The authors also show that spatiotemporal variables account for more variability compared to kinematic features alone. Using demixed Principal Component Analysis, they reveal that at the population level, the three principal components explaining the most variance were related to specific temporal or spatial features of the task, such as ramping activity as mice approached reward ports, rather than trial outcome or specific actions. Notably, this activity was present in neurons whose firing was also modulated by kinematic features, demonstrating that individual EPN neurons integrate multiple features. A weakness is that what the spatiotemporal activity reflects is not well specified. The authors suggest some may relate to action value due to greater modulation when approaching a reward port, but acknowledge action value is not well parametrized or separated from variables like reward expectation.
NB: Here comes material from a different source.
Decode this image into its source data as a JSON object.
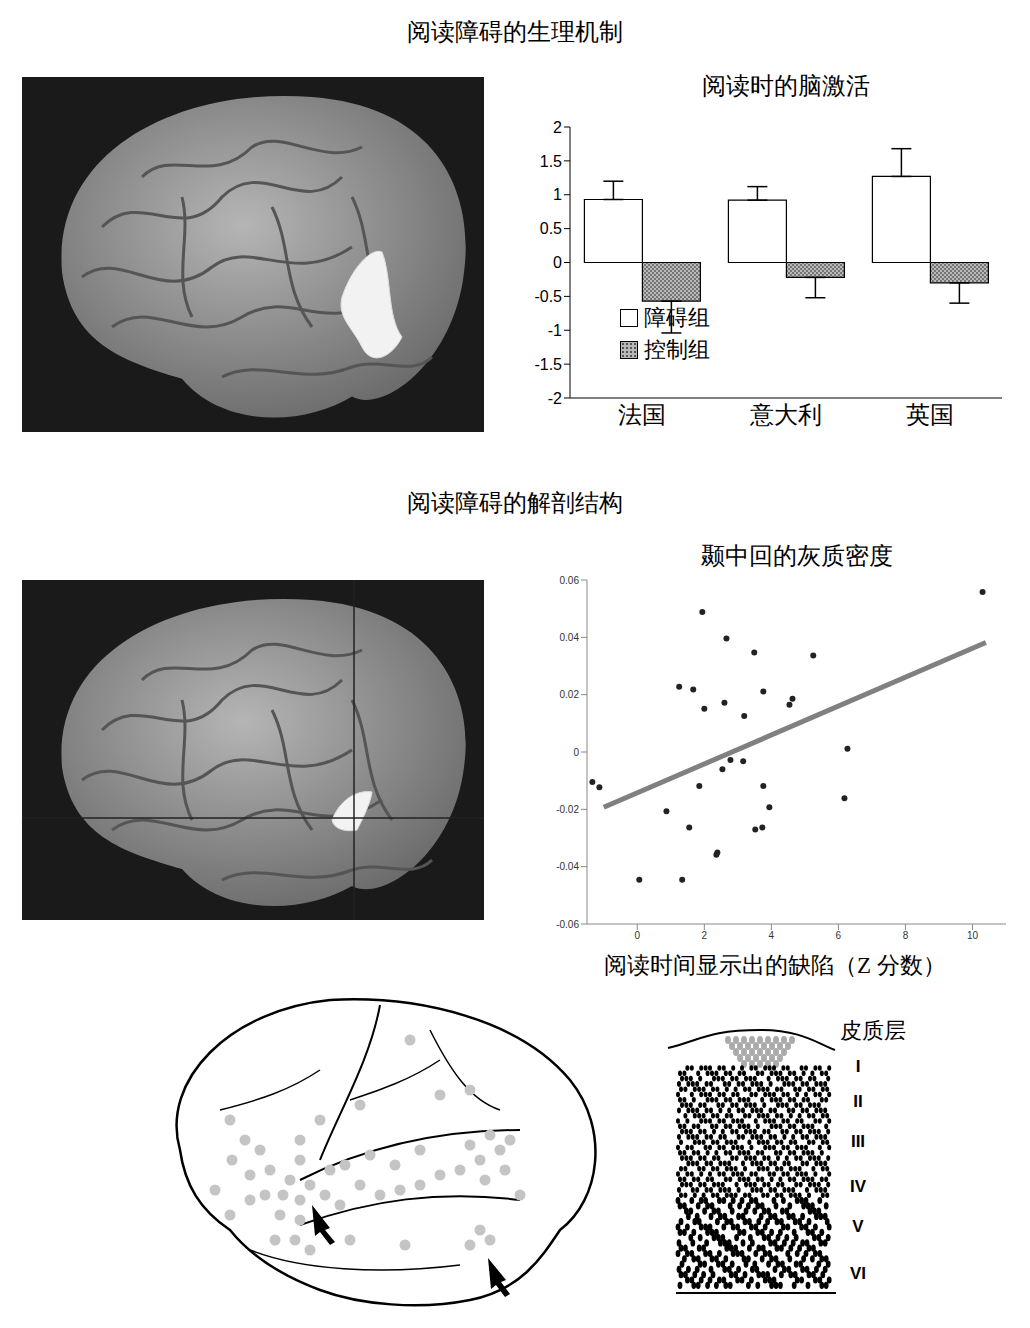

A key goal was to determine whether activity related to expected value and reward delivery arose from a distinct population of EPN neurons or was also present in neurons modulated by kinematic and spatiotemporal features. In contrast to previous studies (Hong & Hikosaka 2008 and Stephenson-Jones et al., 2016), the current data reveals that individual neurons can exhibit modulation by both reward and kinematic parameters. Two potential differences may explain this discrepancy: First, the previous studies used head-fixed recordings, where it may have been easier to isolate movement versus reward-related responses. Second, those studies observed prominent phasic responses to the delivery or omission of expected rewards - responses largely absent in the current paper. This absence suggests a possibility that neurons exhibiting such phasic "reward" responses were not sampled, which is plausible since in both primates and rodents, these neurons tend to be located in restricted topographic regions. Alternatively, in the head-fixed recordings, kinematic/spatial coding may have gone undetected due to the forced immobility.

Overall, this paper offers needed insight into how the basal ganglia output encodes behavior. The EPN recordings from freely moving mice clearly demonstrate that individual neurons integrate reward, kinematic, and spatiotemporal features, challenging traditional models. However, the specific relationship between spatiotemporal activity and factors like action value remains unclear.